Günümüzde “incel” terimi, dijital dünyada sıkça karşılaşılan ve zaman zaman “toksik” olarak adlandırılan erkekleri tanımlamak için kullanılan bir etiket haline geldi. Yurtdışında fiziksel şiddet olaylarıyla, Türkiye’de ise daha çok sözel ve psikolojik saldırılarla gündeme gelen bu erkek grubuna ilişkin tanımlamalar, çoğu zaman haber içeriklerinde karşımıza çıkıyor. Öte yandan, geçtiğimiz günlerde Eskişehir’de yaşanan bir fiziksel şiddet olayının incel saldırısı olarak tanımlanması, bu söylemsel şiddetin fiziksel şiddete ne kadar kolaylıkla dönüşebileceğini gösteriyor. Başlangıçta toplumsal cinsiyet rolleri ve feminizme karşı bir tutum sergilediklerini düşündüğüm bu grup hakkında derinlemesine bir inceleme yaptıkça, aşırı sağ ideolojiler ve göçmen karşıtı, ırkçı söylemlerle iç içe geçmiş karmaşık bir yapı ile karşılaştım. Neoliberal ekonomik şartların yarattığı belirsizliklerin etkisi altında şekillenen bu söylem, mağduriyeti kolektif bir nefret ve şiddet unsuru olarak silahlandırmayı hedefliyor. Bu düşünce yapısı, incel’lerin hem kendi kimliklerini tanımlarken hem de birbirleriyle kurdukları bağlarda önemli bir rol oynuyor.

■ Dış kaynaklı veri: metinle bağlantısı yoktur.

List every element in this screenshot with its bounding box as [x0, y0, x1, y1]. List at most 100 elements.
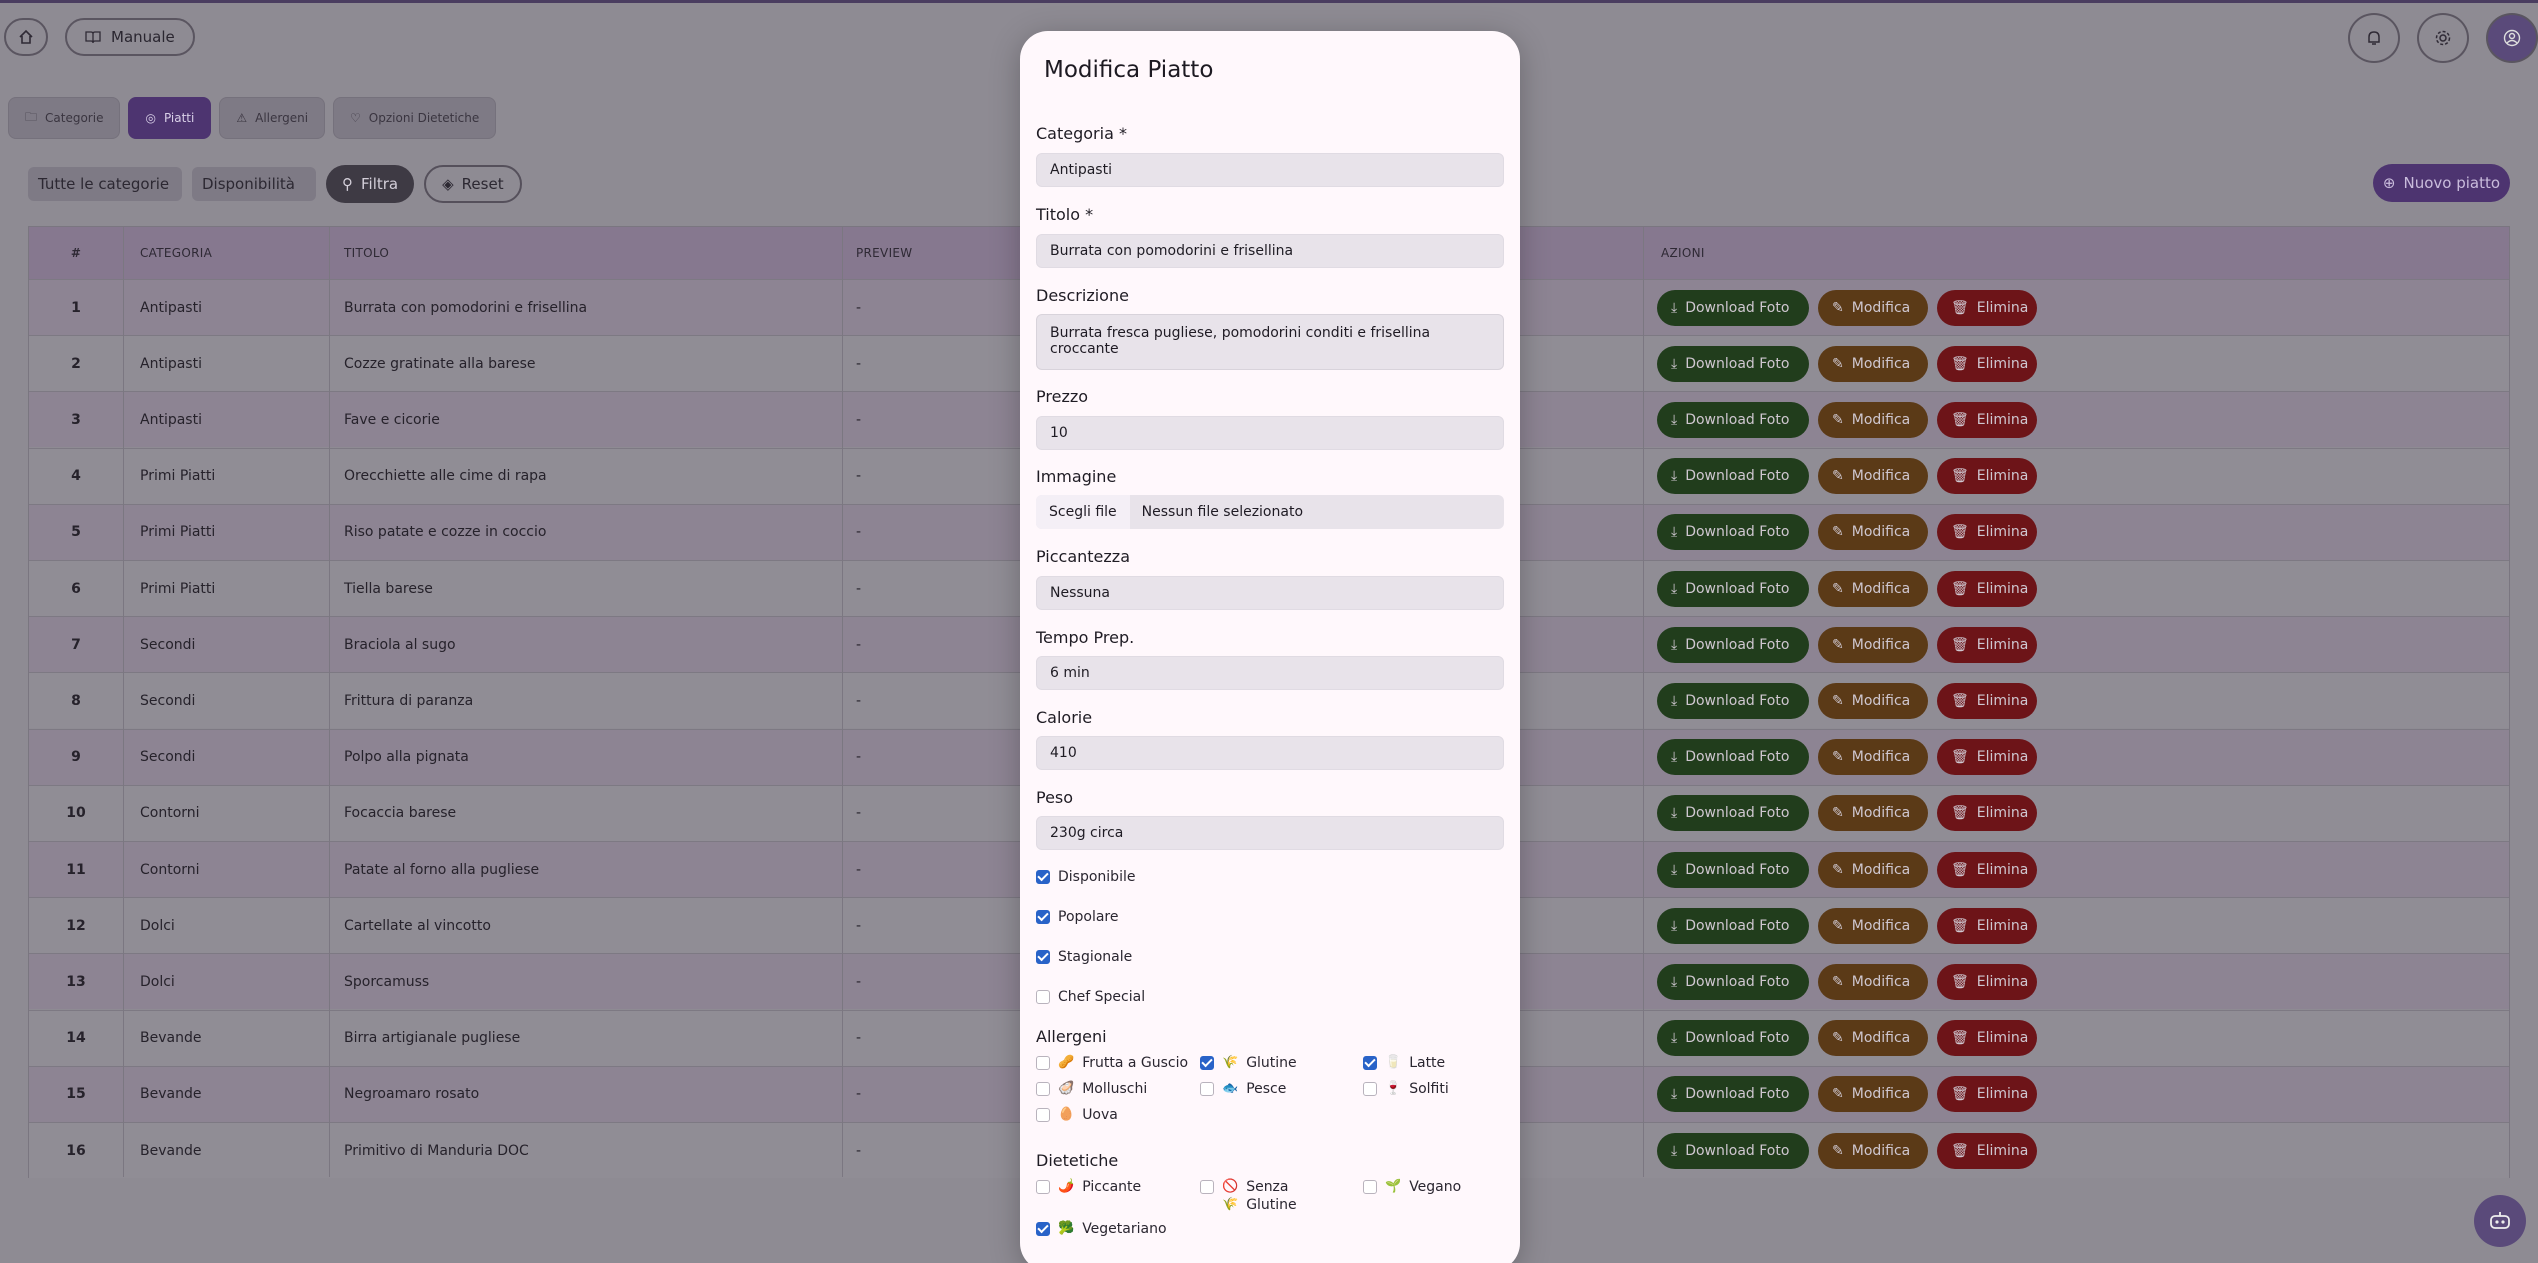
category-filter-select[interactable]: Tutte le categorie: [28, 167, 182, 201]
tab-piatti[interactable]: ◎ Piatti: [128, 97, 212, 139]
delete-button[interactable]: 🗑 Elimina: [1937, 851, 2037, 888]
download-photo-button[interactable]: ⤓ Download Foto: [1657, 345, 1809, 382]
delete-button[interactable]: 🗑 Elimina: [1937, 570, 2037, 607]
delete-button[interactable]: 🗑 Elimina: [1937, 682, 2037, 719]
tab-categorie[interactable]: 🗀 Categorie: [8, 97, 121, 139]
download-photo-button[interactable]: ⤓ Download Foto: [1657, 739, 1809, 776]
diet-checkbox[interactable]: 🥦 Vegetariano: [1036, 1220, 1167, 1238]
download-photo-button[interactable]: ⤓ Download Foto: [1657, 851, 1809, 888]
tab-opzioni-dietetiche[interactable]: ♡ Opzioni Dietetiche: [333, 97, 497, 139]
flag-checkbox[interactable]: Stagionale: [1036, 948, 1132, 966]
chatbot-button[interactable]: [2474, 1195, 2526, 1247]
diet-checkbox[interactable]: 🚫🌾 Senza Glutine: [1200, 1178, 1297, 1214]
flag-checkbox[interactable]: Disponibile: [1036, 868, 1135, 886]
filter-button[interactable]: ⚲ Filtra: [326, 165, 415, 203]
spiciness-select[interactable]: Nessuna: [1036, 576, 1504, 610]
checkbox[interactable]: [1036, 870, 1050, 884]
checkbox[interactable]: [1200, 1082, 1214, 1096]
edit-button[interactable]: ✎ Modifica: [1818, 626, 1928, 663]
diet-checkbox[interactable]: 🌱 Vegano: [1363, 1178, 1461, 1196]
edit-button[interactable]: ✎ Modifica: [1818, 401, 1928, 438]
price-input[interactable]: 10: [1036, 416, 1504, 450]
download-photo-button[interactable]: ⤓ Download Foto: [1657, 626, 1809, 663]
title-input[interactable]: Burrata con pomodorini e frisellina: [1036, 234, 1504, 268]
delete-button[interactable]: 🗑 Elimina: [1937, 1020, 2037, 1057]
edit-button[interactable]: ✎ Modifica: [1818, 1020, 1928, 1057]
delete-button[interactable]: 🗑 Elimina: [1937, 345, 2037, 382]
download-photo-button[interactable]: ⤓ Download Foto: [1657, 570, 1809, 607]
delete-button[interactable]: 🗑 Elimina: [1937, 458, 2037, 495]
edit-button[interactable]: ✎ Modifica: [1818, 570, 1928, 607]
checkbox[interactable]: [1363, 1082, 1377, 1096]
allergen-checkbox[interactable]: 🐟 Pesce: [1200, 1080, 1286, 1098]
allergen-checkbox[interactable]: 🥛 Latte: [1363, 1054, 1445, 1072]
download-photo-button[interactable]: ⤓ Download Foto: [1657, 795, 1809, 832]
download-photo-button[interactable]: ⤓ Download Foto: [1657, 1020, 1809, 1057]
checkbox[interactable]: [1036, 1222, 1050, 1236]
edit-button[interactable]: ✎ Modifica: [1818, 458, 1928, 495]
delete-button[interactable]: 🗑 Elimina: [1937, 1132, 2037, 1169]
download-photo-button[interactable]: ⤓ Download Foto: [1657, 1076, 1809, 1113]
calories-input[interactable]: 410: [1036, 736, 1504, 770]
weight-input[interactable]: 230g circa: [1036, 816, 1504, 850]
delete-button[interactable]: 🗑 Elimina: [1937, 739, 2037, 776]
delete-button[interactable]: 🗑 Elimina: [1937, 795, 2037, 832]
edit-button[interactable]: ✎ Modifica: [1818, 907, 1928, 944]
allergen-checkbox[interactable]: 🦪 Molluschi: [1036, 1080, 1147, 1098]
delete-button[interactable]: 🗑 Elimina: [1937, 514, 2037, 551]
allergen-checkbox[interactable]: 🍷 Solfiti: [1363, 1080, 1449, 1098]
description-textarea[interactable]: Burrata fresca pugliese, pomodorini cond…: [1036, 314, 1504, 370]
edit-button[interactable]: ✎ Modifica: [1818, 739, 1928, 776]
flag-checkbox[interactable]: Chef Special: [1036, 988, 1145, 1006]
checkbox[interactable]: [1036, 990, 1050, 1004]
category-select[interactable]: Antipasti: [1036, 153, 1504, 187]
download-photo-button[interactable]: ⤓ Download Foto: [1657, 458, 1809, 495]
download-photo-button[interactable]: ⤓ Download Foto: [1657, 1132, 1809, 1169]
delete-button[interactable]: 🗑 Elimina: [1937, 401, 2037, 438]
diet-checkbox[interactable]: 🌶️ Piccante: [1036, 1178, 1141, 1196]
download-photo-button[interactable]: ⤓ Download Foto: [1657, 401, 1809, 438]
edit-button[interactable]: ✎ Modifica: [1818, 345, 1928, 382]
allergen-checkbox[interactable]: 🌾 Glutine: [1200, 1054, 1297, 1072]
edit-button[interactable]: ✎ Modifica: [1818, 682, 1928, 719]
checkbox[interactable]: [1363, 1180, 1377, 1194]
profile-button[interactable]: [2486, 13, 2538, 63]
download-photo-button[interactable]: ⤓ Download Foto: [1657, 907, 1809, 944]
choose-file-button[interactable]: Scegli file: [1036, 495, 1130, 529]
flag-checkbox[interactable]: Popolare: [1036, 908, 1119, 926]
checkbox[interactable]: [1200, 1180, 1214, 1194]
allergen-checkbox[interactable]: 🥜 Frutta a Guscio: [1036, 1054, 1188, 1072]
checkbox[interactable]: [1036, 1180, 1050, 1194]
edit-button[interactable]: ✎ Modifica: [1818, 851, 1928, 888]
edit-button[interactable]: ✎ Modifica: [1818, 289, 1928, 326]
new-dish-button[interactable]: ⊕ Nuovo piatto: [2373, 164, 2510, 202]
delete-button[interactable]: 🗑 Elimina: [1937, 289, 2037, 326]
download-photo-button[interactable]: ⤓ Download Foto: [1657, 514, 1809, 551]
home-button[interactable]: [4, 18, 48, 56]
reset-button[interactable]: ◈ Reset: [424, 165, 522, 203]
delete-button[interactable]: 🗑 Elimina: [1937, 963, 2037, 1000]
checkbox[interactable]: [1036, 910, 1050, 924]
checkbox[interactable]: [1036, 1056, 1050, 1070]
checkbox[interactable]: [1200, 1056, 1214, 1070]
delete-button[interactable]: 🗑 Elimina: [1937, 626, 2037, 663]
edit-button[interactable]: ✎ Modifica: [1818, 795, 1928, 832]
delete-button[interactable]: 🗑 Elimina: [1937, 1076, 2037, 1113]
checkbox[interactable]: [1036, 1082, 1050, 1096]
edit-button[interactable]: ✎ Modifica: [1818, 1076, 1928, 1113]
delete-button[interactable]: 🗑 Elimina: [1937, 907, 2037, 944]
edit-button[interactable]: ✎ Modifica: [1818, 514, 1928, 551]
checkbox[interactable]: [1036, 1108, 1050, 1122]
tab-allergeni[interactable]: ⚠ Allergeni: [219, 97, 326, 139]
download-photo-button[interactable]: ⤓ Download Foto: [1657, 289, 1809, 326]
download-photo-button[interactable]: ⤓ Download Foto: [1657, 963, 1809, 1000]
prep-time-input[interactable]: 6 min: [1036, 656, 1504, 690]
edit-button[interactable]: ✎ Modifica: [1818, 963, 1928, 1000]
checkbox[interactable]: [1036, 950, 1050, 964]
manual-button[interactable]: Manuale: [65, 18, 195, 56]
availability-filter-select[interactable]: Disponibilità: [192, 167, 316, 201]
checkbox[interactable]: [1363, 1056, 1377, 1070]
allergen-checkbox[interactable]: 🥚 Uova: [1036, 1106, 1118, 1124]
notifications-button[interactable]: [2348, 13, 2400, 63]
download-photo-button[interactable]: ⤓ Download Foto: [1657, 682, 1809, 719]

“Incel” kelimesi, İngilizce “involuntary” (istem dışı) ve “celibate” (bekar) kelimelerinin birleşiminden türetilmiş bir terimdir. İlk olarak 1990’ların sonunda Kanadalı bir kadın olan Alana tarafından icat edilen bu kavram, günümüzde kadınlarla romantik ya da cinsel ilişki kuramayan ve bu konuda hiçbir umudu kalmamış erkekleri tanımlamak için kullanılıyor. Bu erkeklerin umutsuzluklarını açıklarken sıklıkla öne sürdükleri iki temel unsur var: yoksulluk ve fiziksel çekicilikten yoksun olmak. İncel’lerin bakış açısına göre, kadınların partner seçiminde ya maddi durum ya da dış görünüş belirleyici oluyor. Bu topluluklar, heteroseksüel ilişkilenme üzerine kurulu bir dünya görüşüne sahip. Ayrıca, incel’ler “erkekosfer” olarak bilinen çevrimiçi erkek hakları gruplarının önemli bir parçası haline gelmiş durumda.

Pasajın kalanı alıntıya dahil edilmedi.